Diagnosis and treatment of Hypogonadotropic hypogonadism

The androgen deficiency is the characteristic feature of hypogonadotropic hypogonadism(HH), which delays or stops the pubertal sexual maturation.

The onset of this condition before 18 years is difficult to diagnose. Initially, it may consider as a pubertal delay.

The definite diagnosis of hypogonadotropic hypogonadism can only possible after 18 years of age of the suspected individual.


An individual with 18 years or more has isolated GnRH secretion deficiency is identified as idiopathic hypogonadotropic hypogonadism.

Whereas, an individual without harelip and cleft palate, neuro-sensorial deafness, cerebellar ataxia, and renal agenesia has anosmia or hyposmia symptoms is considered as a presence of Kallmann syndrome.

The onset of symptoms varies from individual to individual.
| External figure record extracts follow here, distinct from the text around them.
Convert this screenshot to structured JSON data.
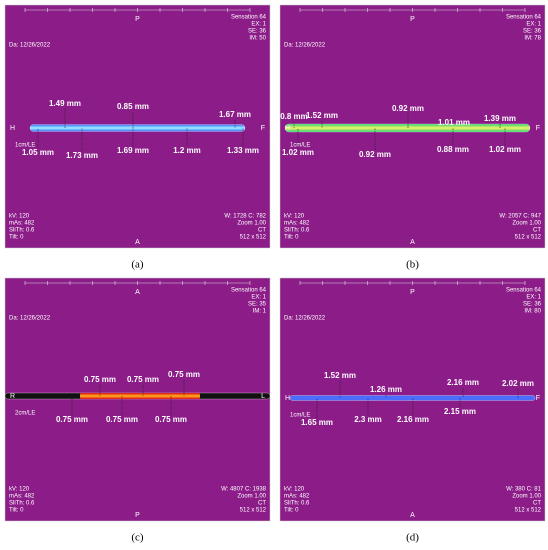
{
  "figure": {
    "panels": [
      {
        "caption": "(a)",
        "date": "Da: 12/26/2022",
        "top": "P",
        "bottom": "A",
        "left": "H",
        "right": "F",
        "scale": "1cm/LE",
        "top_right": [
          "Sensation 64",
          "EX: 1",
          "SE: 36",
          "IM: 50"
        ],
        "bottom_left": [
          "kV: 120",
          "mAs: 482",
          "SliTh: 0.6",
          "Tilt: 0"
        ],
        "bottom_right": [
          "W: 1728 C: 782",
          "Zoom 1.00",
          "CT",
          "512 x 512"
        ],
        "measurements": [
          "1.49 mm",
          "0.85 mm",
          "1.67 mm",
          "1.05 mm",
          "1.73 mm",
          "1.69 mm",
          "1.2 mm",
          "1.33 mm"
        ]
      },
      {
        "caption": "(b)",
        "date": "Da: 12/26/2022",
        "top": "P",
        "bottom": "A",
        "left": "H",
        "right": "F",
        "scale": "1cm/LE",
        "top_right": [
          "Sensation 64",
          "EX: 1",
          "SE: 36",
          "IM: 78"
        ],
        "bottom_left": [
          "kV: 120",
          "mAs: 482",
          "SliTh: 0.6",
          "Tilt: 0"
        ],
        "bottom_right": [
          "W: 2057 C: 947",
          "Zoom 1.00",
          "CT",
          "512 x 512"
        ],
        "measurements": [
          "0.8 mm",
          "1.52 mm",
          "0.92 mm",
          "1.01 mm",
          "1.39 mm",
          "1.02 mm",
          "0.92 mm",
          "0.88 mm",
          "1.02 mm"
        ]
      },
      {
        "caption": "(c)",
        "date": "Da: 12/26/2022",
        "top": "A",
        "bottom": "P",
        "left": "R",
        "right": "L",
        "scale": "2cm/LE",
        "top_right": [
          "Sensation 64",
          "EX: 1",
          "SE: 35",
          "IM: 1"
        ],
        "bottom_left": [
          "kV: 120",
          "mAs: 482",
          "SliTh: 0.6",
          "Tilt: 0"
        ],
        "bottom_right": [
          "W: 4807 C: 1938",
          "Zoom 1.00",
          "CT",
          "512 x 512"
        ],
        "measurements": [
          "0.75 mm",
          "0.75 mm",
          "0.75 mm",
          "0.75 mm",
          "0.75 mm",
          "0.75 mm"
        ]
      },
      {
        "caption": "(d)",
        "date": "Da: 12/26/2022",
        "top": "P",
        "bottom": "A",
        "left": "H",
        "right": "F",
        "scale": "1cm/LE",
        "top_right": [
          "Sensation 64",
          "EX: 1",
          "SE: 36",
          "IM: 80"
        ],
        "bottom_left": [
          "kV: 120",
          "mAs: 482",
          "SliTh: 0.6",
          "Tilt: 0"
        ],
        "bottom_right": [
          "W: 380 C: 81",
          "Zoom 1.00",
          "CT",
          "512 x 512"
        ],
        "measurements": [
          "1.52 mm",
          "1.26 mm",
          "2.16 mm",
          "2.02 mm",
          "1.65 mm",
          "2.3 mm",
          "2.16 mm",
          "2.15 mm"
        ]
      }
    ]
  }
}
Definite diagnosis testing can confirm the condition. 

Some of the clinical signs which are considered as pre- and post-pubertal hypogonadism are as follows:

Pre- post-pubertal hypogonadism Post-pubertal hypogonadism
Extremely tall stature Normal stature
Size of testis smaller than 6 cm (for men) Normal testis
Smaller sized penis (less than 5 cm) Normal penis size
Abnormal pigmentation a Scrotal rugae Normal Scrotal 
Small prostate Normal prostate
Less pubic hair Less pubic hair
High pitch voice Normal voice
Gynecomastia (in male) Gynecomastia (in male)
Lack of libido Lack of libido
Infertility Infertility
Reduced bone density Reduced bone density
Mild anemia Mild anemia
Low muscle mass with increased body fat Low muscle mass with increased body fat
  Hot flashes
  Erectile dysfunction (men)
  Male pattern baldness

Some laboratory-based diagnosis is performed for confirmation.
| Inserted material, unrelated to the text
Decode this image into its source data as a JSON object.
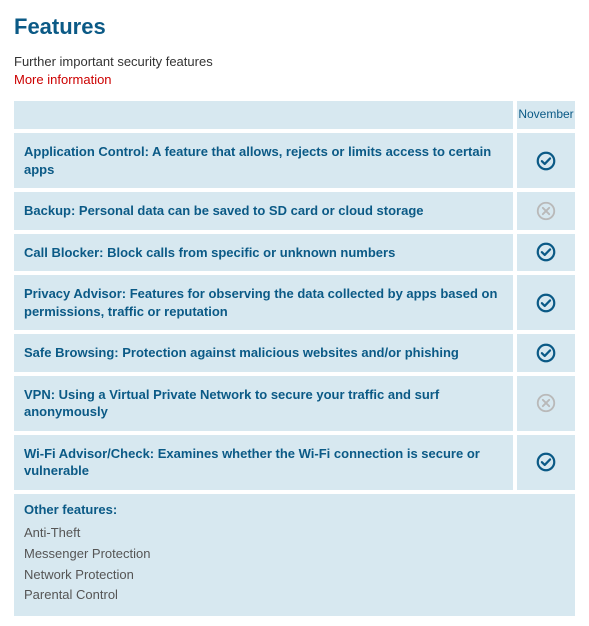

A Blood test is preferably conducted before 10 am, as it helps to access the circadian rhythm of male hormones and the result showed low levels of blood testosterone.
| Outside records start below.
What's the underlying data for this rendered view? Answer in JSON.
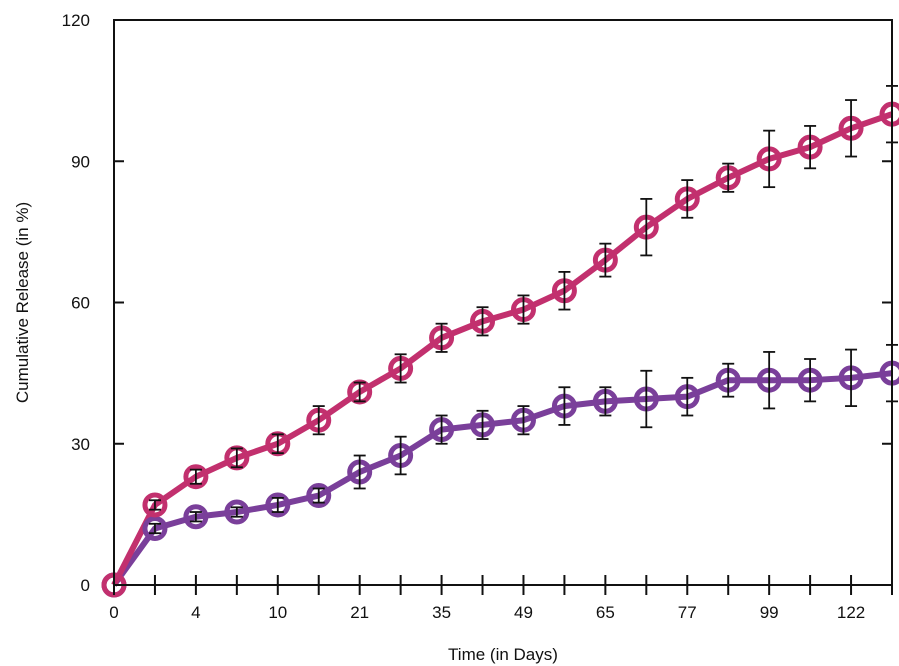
{
  "chart_data": {
    "type": "line",
    "title": "",
    "xlabel": "Time (in Days)",
    "ylabel": "Cumulative Release (in %)",
    "ylim": [
      0,
      120
    ],
    "yticks": [
      "0",
      "30",
      "60",
      "90",
      "120"
    ],
    "x_categories": [
      "0",
      "",
      "4",
      "",
      "10",
      "",
      "21",
      "",
      "35",
      "",
      "49",
      "",
      "65",
      "",
      "77",
      "",
      "99",
      "",
      "122",
      ""
    ],
    "grid": false,
    "legend": "none",
    "series": [
      {
        "color": "#c2306e",
        "values": [
          0,
          17,
          23,
          27,
          30,
          35,
          41,
          46,
          52.5,
          56,
          58.5,
          62.5,
          69,
          76,
          82,
          86.5,
          90.5,
          93,
          97,
          100
        ],
        "errors": [
          0,
          1,
          1.5,
          2,
          2,
          3,
          2,
          3,
          3,
          3,
          3,
          4,
          3.5,
          6,
          4,
          3,
          6,
          4.5,
          6,
          6
        ]
      },
      {
        "color": "#7a3f9a",
        "values": [
          0,
          12,
          14.5,
          15.5,
          17,
          19,
          24,
          27.5,
          33,
          34,
          35,
          38,
          39,
          39.5,
          40,
          43.5,
          43.5,
          43.5,
          44,
          45
        ],
        "errors": [
          0,
          1,
          1,
          1,
          1.5,
          1.5,
          3.5,
          4,
          3,
          3,
          3,
          4,
          3,
          6,
          4,
          3.5,
          6,
          4.5,
          6,
          6
        ]
      }
    ]
  }
}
This is followed by other hormonal tests, including gonadotropins like Follicle Stimulating Hormone and Luteinizing Hormone levels.

The finding of low pituitary hormone levels is the confirmatory test of hypogonadotropic hypogonadism. 

In Kallmann syndrome, cerebral MRI is prescribed to detect the abnormal morphology or nonexistence of the olfactory bulb. 


The treatment plan depends upon the age of the patient. 

  • Androgen replacement therapy helps to normalize the androgen levels. Subsequently, it also helps to develop secondary sex characteristics for a patient with hypogonadotropic hypogonadism before puberty. 
  • A combination of androgen replacement therapy with testosterone is the first-line drug for a male patient with hypogonadotropic hypogonadism, who have completed his family planning or no desire to have own children.
  • The therapy helps to maintain libido and reverse other symptoms of hypogonadotropic hypogonadism. This therapy also prevents osteoporosis by maintaining bone health. It also upholds the overall well-being of the hypogonadotropic hypogonadism affected individuals.
  • Gonadotropin therapy is recommended for male patients who did not complete their family and wish to have their children.
  • Human chorionic gonadotropin alone or in combination with urinary follicle-stimulating hormone, recombinant follicle-stimulating hormone, or human menopausal gonadotropins (hMG) is prescribed.
  • The dose of the prescribed hormonal therapy also differs from individual to individual.
  • At the initial stage, the dose of Gonadotropic treatment is 1,000 to 2,500 international units along with isolated hCG is also recommended twice a week for 8 to 12 weeks. 
  • If the patient has also deficiency of the follicle-stimulating hormone, then the doctor usually recommended additional treatment of hMG with a dose of 75 to 150 IU thrice a week for a year or more depending upon the patient response.
  • Follicle-stimulating hormone is essential for sperm production in men.
  • Some doctors prefer recombinant FSH instead of hMG, with a dose of 150 IU thrice a week for a year or more depending upon the patient’s response. This helps in testicular growth in most of the male patients and supports spermatogenesis. 
  • There is two prescription recommendation for a female with hypogonadotropic hypogonadism, which is combined gonadal hormone replacement or pulsatile gonadotropin-releasing hormone.